Uma rápida análise dos dados da Tabela 1 e dos Gráficos 1 e 2 permite concluir que houve um comportamento inverso, no período denominado de estabilização de preços, em relação ao período inflacionário. Nota-se que tanto o IAFD, como o IAER se mantiveram, nos três exercícios, 1995, 96 e 97, abaixo da linha de eficiência máxima. Esse padrão leva-nos a concluir que os orçamentos se apresentaram, nesse período, superestimados, alcançando uma média de 80% para o IAFD e de 76% para o IAER, revelando também, no confronto desses dois índices, um período caracterizado como deficitário.

3.1.1. Padrão de eficiência no acerto da fixação da despesa e no acerto da estimação da receita

Outra análise que os dados permitem realizar é em função do nível de discrepância em relação ao grau de eficiência máxima no planejamento.

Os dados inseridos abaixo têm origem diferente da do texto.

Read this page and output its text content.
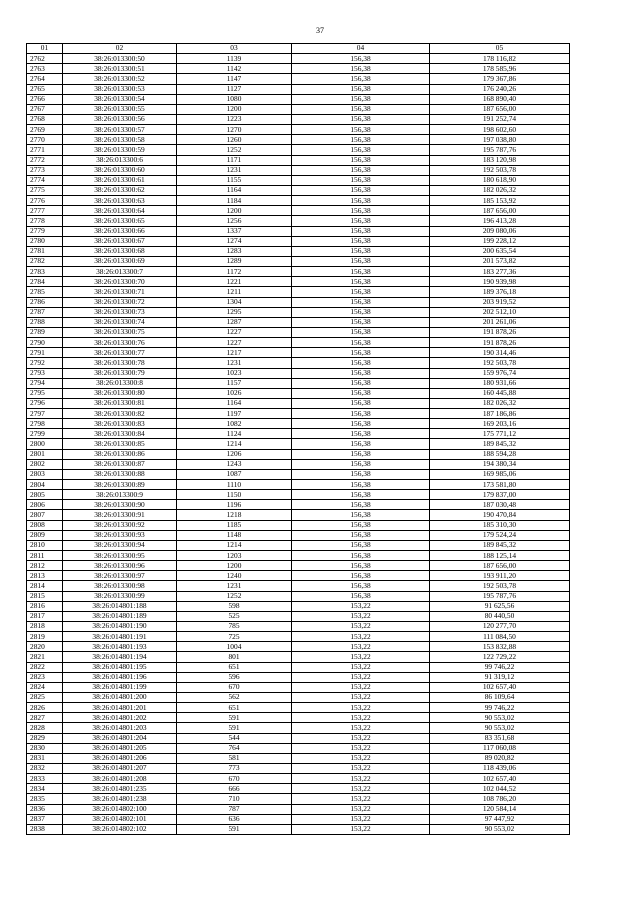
37
01	02	03	04	05
2762	38:26:013300:50	1139	156,38	178 116,82
2763	38:26:013300:51	1142	156,38	178 585,96
2764	38:26:013300:52	1147	156,38	179 367,86
2765	38:26:013300:53	1127	156,38	176 240,26
2766	38:26:013300:54	1080	156,38	168 890,40
2767	38:26:013300:55	1200	156,38	187 656,00
2768	38:26:013300:56	1223	156,38	191 252,74
2769	38:26:013300:57	1270	156,38	198 602,60
2770	38:26:013300:58	1260	156,38	197 038,80
2771	38:26:013300:59	1252	156,38	195 787,76
2772	38:26:013300:6	1171	156,38	183 120,98
2773	38:26:013300:60	1231	156,38	192 503,78
2774	38:26:013300:61	1155	156,38	180 618,90
2775	38:26:013300:62	1164	156,38	182 026,32
2776	38:26:013300:63	1184	156,38	185 153,92
2777	38:26:013300:64	1200	156,38	187 656,00
2778	38:26:013300:65	1256	156,38	196 413,28
2779	38:26:013300:66	1337	156,38	209 080,06
2780	38:26:013300:67	1274	156,38	199 228,12
2781	38:26:013300:68	1283	156,38	200 635,54
2782	38:26:013300:69	1289	156,38	201 573,82
2783	38:26:013300:7	1172	156,38	183 277,36
2784	38:26:013300:70	1221	156,38	190 939,98
2785	38:26:013300:71	1211	156,38	189 376,18
2786	38:26:013300:72	1304	156,38	203 919,52
2787	38:26:013300:73	1295	156,38	202 512,10
2788	38:26:013300:74	1287	156,38	201 261,06
2789	38:26:013300:75	1227	156,38	191 878,26
2790	38:26:013300:76	1227	156,38	191 878,26
2791	38:26:013300:77	1217	156,38	190 314,46
2792	38:26:013300:78	1231	156,38	192 503,78
2793	38:26:013300:79	1023	156,38	159 976,74
2794	38:26:013300:8	1157	156,38	180 931,66
2795	38:26:013300:80	1026	156,38	160 445,88
2796	38:26:013300:81	1164	156,38	182 026,32
2797	38:26:013300:82	1197	156,38	187 186,86
2798	38:26:013300:83	1082	156,38	169 203,16
2799	38:26:013300:84	1124	156,38	175 771,12
2800	38:26:013300:85	1214	156,38	189 845,32
2801	38:26:013300:86	1206	156,38	188 594,28
2802	38:26:013300:87	1243	156,38	194 380,34
2803	38:26:013300:88	1087	156,38	169 985,06
2804	38:26:013300:89	1110	156,38	173 581,80
2805	38:26:013300:9	1150	156,38	179 837,00
2806	38:26:013300:90	1196	156,38	187 030,48
2807	38:26:013300:91	1218	156,38	190 470,84
2808	38:26:013300:92	1185	156,38	185 310,30
2809	38:26:013300:93	1148	156,38	179 524,24
2810	38:26:013300:94	1214	156,38	189 845,32
2811	38:26:013300:95	1203	156,38	188 125,14
2812	38:26:013300:96	1200	156,38	187 656,00
2813	38:26:013300:97	1240	156,38	193 911,20
2814	38:26:013300:98	1231	156,38	192 503,78
2815	38:26:013300:99	1252	156,38	195 787,76
2816	38:26:014801:188	598	153,22	91 625,56
2817	38:26:014801:189	525	153,22	80 440,50
2818	38:26:014801:190	785	153,22	120 277,70
2819	38:26:014801:191	725	153,22	111 084,50
2820	38:26:014801:193	1004	153,22	153 832,88
2821	38:26:014801:194	801	153,22	122 729,22
2822	38:26:014801:195	651	153,22	99 746,22
2823	38:26:014801:196	596	153,22	91 319,12
2824	38:26:014801:199	670	153,22	102 657,40
2825	38:26:014801:200	562	153,22	86 109,64
2826	38:26:014801:201	651	153,22	99 746,22
2827	38:26:014801:202	591	153,22	90 553,02
2828	38:26:014801:203	591	153,22	90 553,02
2829	38:26:014801:204	544	153,22	83 351,68
2830	38:26:014801:205	764	153,22	117 060,08
2831	38:26:014801:206	581	153,22	89 020,82
2832	38:26:014801:207	773	153,22	118 439,06
2833	38:26:014801:208	670	153,22	102 657,40
2834	38:26:014801:235	666	153,22	102 044,52
2835	38:26:014801:238	710	153,22	108 786,20
2836	38:26:014802:100	787	153,22	120 584,14
2837	38:26:014802:101	636	153,22	97 447,92
2838	38:26:014802:102	591	153,22	90 553,02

A característica mais importante que mostra a tendência dos dados no período inflacionário indica que houve um comportamento médio de uma subavaliação orçamentária, no qual o IAER apresenta uma média de 3,17, e as discrepâncias oscilam entre 4,96 e 1,15. Já, para a Despesa Fixada, o IAFD apresenta uma média de 3,02, e as discrepâncias oscilam entre 4,81 e 1,11. Essa é uma característica constante para o período, já que a linha representativa do IAER e o IAFD, localizamse, em todo o período, acima da linha representativa do índice de eficiência máxima, ou seja, em relação a 1 (um) (Tabela 2 e Gráficos 3 e 4).

Tabela 2:
Discrepância entre Índice Incorrido e Índice Representativo do Grau Máximo de Eficiência, no Período Inflacionário (1989/1993) e no Período de Estabilização de Preços (1995/1997)

Gráfico 3:
Discrepância entre Índice de Eficiência Máxima e índices Incorridos - IAFD-1989/1993

Gráfico 4:
Discrepância entre Índice de Eficiência Máxima e Índices Incorridos - IAER- 1989/1993

As linhas que representam as discrepâncias entre o índice incorrido e o índice representativo da eficiência máxima no período inflacionário tiveram seu comportamento em níveis elevados e sempre superior a 1, com exceção apenas do exercício de 1991, quando as discrepâncias ficaram em 0,11 para a despesa e 0,15 para a receita. O eixo que corta a linha vertical no ponto zero apresenta o nível de discrepância nulo (maior eficiência).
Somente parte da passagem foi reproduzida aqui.